Rather than expand its business in China and risk domestic criticism, Ford structured its recent partnership with China’s Contemporary Amperex Technology Co., Limited, also known as CATL, to allow Ford to own and run its Michigan battery plant. The automaker said the scheme would create 2,500 jobs. The $3.5 billion plant will use technology from CATL, the world’s largest manufacturer of electric vehicle batteries, to “help us build more electric vehicles faster,” said William Clay Ford Jr., executive chairman of Ford.
Nevertheless, Republican lawmakers have said they are examining the agreement over concerns that CATL has ties to Xinjiang, the region of western China where the United Nations has found systematic human rights violations.
When it comes to pharma, China has made it clear that it wants companies to change the way they traditionally operate, collaborating with local scientists and investing in research, rather than just putting foreign-developed drugs on the market. to market.
China’s large patient base, deep pockets for pharmaceutical research and clinical trial resources likely contributed to the decision to collaborate, according to Moderna, less than a year after it was reported that Moderna had rejected China’s request for the intellectual property behind to transfer his Covid vaccine. . Moderna faces declining demand for the vaccine, the company’s only commercially viable product, and its presence in China allows it to work on other vaccines that use the mRNA technology in one of the largest pharmaceutical markets in the world.

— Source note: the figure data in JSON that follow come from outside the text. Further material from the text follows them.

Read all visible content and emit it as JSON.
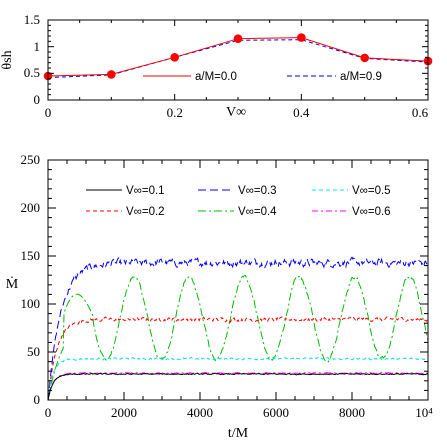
{
  "chart_data": [
    {
      "type": "line",
      "xlabel": "V∞",
      "ylabel": "θsh",
      "xlim": [
        0,
        0.6
      ],
      "ylim": [
        0,
        1.5
      ],
      "xticks": [
        "0",
        "0.2",
        "0.4",
        "0.6"
      ],
      "yticks": [
        "0",
        "0.5",
        "1",
        "1.5"
      ],
      "x": [
        0.0,
        0.1,
        0.2,
        0.3,
        0.4,
        0.5,
        0.6
      ],
      "series": [
        {
          "name": "a/M=0.0",
          "color": "#ff0000",
          "style": "solid",
          "markers": true,
          "values": [
            0.45,
            0.48,
            0.8,
            1.15,
            1.17,
            0.79,
            0.73
          ]
        },
        {
          "name": "a/M=0.9",
          "color": "#0000ff",
          "style": "dashed",
          "markers": false,
          "values": [
            0.42,
            0.47,
            0.8,
            1.12,
            1.13,
            0.78,
            0.71
          ]
        }
      ],
      "legend_position": "bottom-right"
    },
    {
      "type": "line",
      "xlabel": "t/M",
      "ylabel": "Ṁ",
      "xlim": [
        0,
        10000
      ],
      "ylim": [
        0,
        250
      ],
      "xticks": [
        "0",
        "2000",
        "4000",
        "6000",
        "8000",
        "10⁴"
      ],
      "yticks": [
        "0",
        "50",
        "100",
        "150",
        "200",
        "250"
      ],
      "legend_position": "top",
      "series": [
        {
          "name": "V∞=0.1",
          "color": "#000000",
          "style": "solid",
          "mean": 27,
          "noise": 1.0,
          "rise": 400
        },
        {
          "name": "V∞=0.2",
          "color": "#ff0000",
          "style": "dashed",
          "mean": 84,
          "noise": 3.5,
          "rise": 700
        },
        {
          "name": "V∞=0.3",
          "color": "#0000ff",
          "style": "longdash",
          "mean": 143,
          "noise": 7,
          "rise": 1000
        },
        {
          "name": "V∞=0.4",
          "color": "#00bb00",
          "style": "dashdot",
          "mean": 85,
          "oscillation_amplitude": 43,
          "oscillation_period": 1450,
          "rise": 1200
        },
        {
          "name": "V∞=0.5",
          "color": "#00e0e0",
          "style": "dashed",
          "mean": 43,
          "noise": 1.8,
          "rise": 400
        },
        {
          "name": "V∞=0.6",
          "color": "#ff00ff",
          "style": "dashdot",
          "mean": 28,
          "noise": 0.8,
          "rise": 400
        }
      ]
    }
  ]
}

The Xi Jinping-controlled government has sharply drawn China’s attention in its decade as a top leader. “Structurally, the positioning is very different from previous governments,” said Helen Chen, managing partner at LEK Consulting. “It is vital that China emerges, so what does that mean for Western companies?”
Even if executives wanted to disconnect, as some U.S. lawmakers want, many companies say it’s unreasonable. Restricting operations in China is not feasible, said Mr. Mills of Cummins. The manufacturer of engines, generators and auto parts has 21 factories in China and earns about a fifth of its profits in the country. “Our success in China has led to global success and job growth in the US,” he added.

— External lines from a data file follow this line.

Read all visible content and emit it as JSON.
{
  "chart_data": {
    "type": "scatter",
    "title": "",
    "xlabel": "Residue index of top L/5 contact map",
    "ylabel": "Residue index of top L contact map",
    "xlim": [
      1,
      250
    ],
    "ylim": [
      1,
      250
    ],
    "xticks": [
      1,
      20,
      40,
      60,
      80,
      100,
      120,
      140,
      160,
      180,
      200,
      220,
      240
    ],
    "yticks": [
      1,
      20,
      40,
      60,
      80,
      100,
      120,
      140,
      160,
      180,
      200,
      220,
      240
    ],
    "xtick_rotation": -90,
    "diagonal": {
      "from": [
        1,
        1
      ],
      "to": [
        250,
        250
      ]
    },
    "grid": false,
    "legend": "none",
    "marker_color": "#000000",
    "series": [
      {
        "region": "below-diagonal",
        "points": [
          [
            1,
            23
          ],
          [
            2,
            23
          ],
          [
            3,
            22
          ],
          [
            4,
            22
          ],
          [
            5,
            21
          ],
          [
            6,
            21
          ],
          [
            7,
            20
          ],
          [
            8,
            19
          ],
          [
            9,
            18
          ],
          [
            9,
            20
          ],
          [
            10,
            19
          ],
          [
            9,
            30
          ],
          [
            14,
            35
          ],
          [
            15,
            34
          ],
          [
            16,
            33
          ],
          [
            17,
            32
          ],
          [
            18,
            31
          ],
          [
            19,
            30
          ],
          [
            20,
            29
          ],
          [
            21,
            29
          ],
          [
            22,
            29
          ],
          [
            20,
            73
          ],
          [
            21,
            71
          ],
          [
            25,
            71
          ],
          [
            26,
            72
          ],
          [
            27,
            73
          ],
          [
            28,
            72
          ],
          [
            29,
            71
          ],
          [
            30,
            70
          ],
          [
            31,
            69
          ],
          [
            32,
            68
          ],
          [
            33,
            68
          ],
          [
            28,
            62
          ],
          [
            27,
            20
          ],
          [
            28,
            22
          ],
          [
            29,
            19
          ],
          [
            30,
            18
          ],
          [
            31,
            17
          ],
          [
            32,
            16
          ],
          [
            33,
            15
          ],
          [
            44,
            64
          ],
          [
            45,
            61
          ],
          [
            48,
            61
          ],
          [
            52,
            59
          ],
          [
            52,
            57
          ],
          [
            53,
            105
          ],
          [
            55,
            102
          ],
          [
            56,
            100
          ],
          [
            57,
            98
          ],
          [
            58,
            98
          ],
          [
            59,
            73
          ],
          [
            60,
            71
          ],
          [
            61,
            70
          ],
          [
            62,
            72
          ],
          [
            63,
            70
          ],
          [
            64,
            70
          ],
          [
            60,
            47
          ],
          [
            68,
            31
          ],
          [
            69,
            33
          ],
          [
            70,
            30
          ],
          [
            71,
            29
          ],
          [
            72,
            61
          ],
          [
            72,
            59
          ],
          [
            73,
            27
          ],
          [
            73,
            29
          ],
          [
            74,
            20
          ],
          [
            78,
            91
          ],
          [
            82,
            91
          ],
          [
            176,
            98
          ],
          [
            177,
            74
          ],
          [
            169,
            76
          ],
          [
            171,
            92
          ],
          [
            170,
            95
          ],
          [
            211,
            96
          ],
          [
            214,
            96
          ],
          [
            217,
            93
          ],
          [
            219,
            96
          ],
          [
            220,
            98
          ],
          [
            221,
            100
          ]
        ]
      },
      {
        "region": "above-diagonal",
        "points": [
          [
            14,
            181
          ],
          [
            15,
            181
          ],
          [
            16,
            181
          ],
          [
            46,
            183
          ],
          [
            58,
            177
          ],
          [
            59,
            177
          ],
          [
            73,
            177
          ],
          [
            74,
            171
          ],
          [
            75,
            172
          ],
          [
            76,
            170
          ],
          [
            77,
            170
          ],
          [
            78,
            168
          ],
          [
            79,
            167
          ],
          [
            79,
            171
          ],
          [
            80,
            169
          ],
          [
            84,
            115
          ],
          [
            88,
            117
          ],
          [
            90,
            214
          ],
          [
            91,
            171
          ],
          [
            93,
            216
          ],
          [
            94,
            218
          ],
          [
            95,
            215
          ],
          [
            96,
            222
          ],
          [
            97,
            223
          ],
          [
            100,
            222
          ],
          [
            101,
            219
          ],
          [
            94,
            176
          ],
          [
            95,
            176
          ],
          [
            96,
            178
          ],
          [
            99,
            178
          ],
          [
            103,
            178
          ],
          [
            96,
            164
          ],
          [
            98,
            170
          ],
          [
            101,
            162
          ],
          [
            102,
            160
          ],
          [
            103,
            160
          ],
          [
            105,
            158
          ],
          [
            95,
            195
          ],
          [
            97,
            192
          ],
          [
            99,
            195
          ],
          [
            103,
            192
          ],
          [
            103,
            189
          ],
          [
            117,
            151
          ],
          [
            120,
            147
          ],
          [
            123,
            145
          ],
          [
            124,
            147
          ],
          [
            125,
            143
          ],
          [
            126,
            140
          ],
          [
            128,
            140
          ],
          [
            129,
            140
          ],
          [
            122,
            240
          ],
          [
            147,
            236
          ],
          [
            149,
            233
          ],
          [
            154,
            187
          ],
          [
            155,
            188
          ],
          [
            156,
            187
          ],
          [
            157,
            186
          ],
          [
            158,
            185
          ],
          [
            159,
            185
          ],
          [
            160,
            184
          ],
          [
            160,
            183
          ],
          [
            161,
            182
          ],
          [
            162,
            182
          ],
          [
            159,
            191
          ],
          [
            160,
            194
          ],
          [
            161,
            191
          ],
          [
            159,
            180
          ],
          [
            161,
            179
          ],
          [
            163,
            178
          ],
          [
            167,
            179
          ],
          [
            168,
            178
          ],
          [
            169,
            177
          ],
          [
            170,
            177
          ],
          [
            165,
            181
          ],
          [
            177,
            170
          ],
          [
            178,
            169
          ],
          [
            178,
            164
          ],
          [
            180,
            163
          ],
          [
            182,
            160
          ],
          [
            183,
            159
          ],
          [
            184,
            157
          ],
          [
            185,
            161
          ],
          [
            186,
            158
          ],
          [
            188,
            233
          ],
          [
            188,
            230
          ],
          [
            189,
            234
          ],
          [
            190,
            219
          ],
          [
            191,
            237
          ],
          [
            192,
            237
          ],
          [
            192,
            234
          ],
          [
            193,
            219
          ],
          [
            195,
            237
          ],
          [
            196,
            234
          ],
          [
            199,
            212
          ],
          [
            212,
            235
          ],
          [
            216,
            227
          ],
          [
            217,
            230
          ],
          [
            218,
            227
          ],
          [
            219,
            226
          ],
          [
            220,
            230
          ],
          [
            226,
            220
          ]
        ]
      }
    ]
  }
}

It’s a feeling that other companies share.
“I think it’s important for the American people to understand that in the relationship with China, we have to find a way to get along,” said Greg Hayes, the CEO of RTX, an aerospace and defense contractor formerly known stood like Raytheon. I spoke to CNBC earlier this year. It would be impractical to withdraw supply chains from China, where it has two subsidiaries that make commercial engines, aerospace systems and cabins, Mr Hayes said. The market is “too big, too important and too necessary for the US economy.”
But fierce competition and the rising geopolitical, strategic and financial costs of doing business have eroded the excitement US business once had for China.
And as China faces the biggest threat to its economy in decades, many multinationals are looking to grow in other parts of the world, said Mr. Brilliant of Dentons Global Advisors-ASG, who was formerly executive vice president of the US Chamber of Commerce. Trade.
“Given the degree of uncertainty hanging over China’s economic direction, it would be a malpractice for corporate leaders to continue to exercise patience,” he said.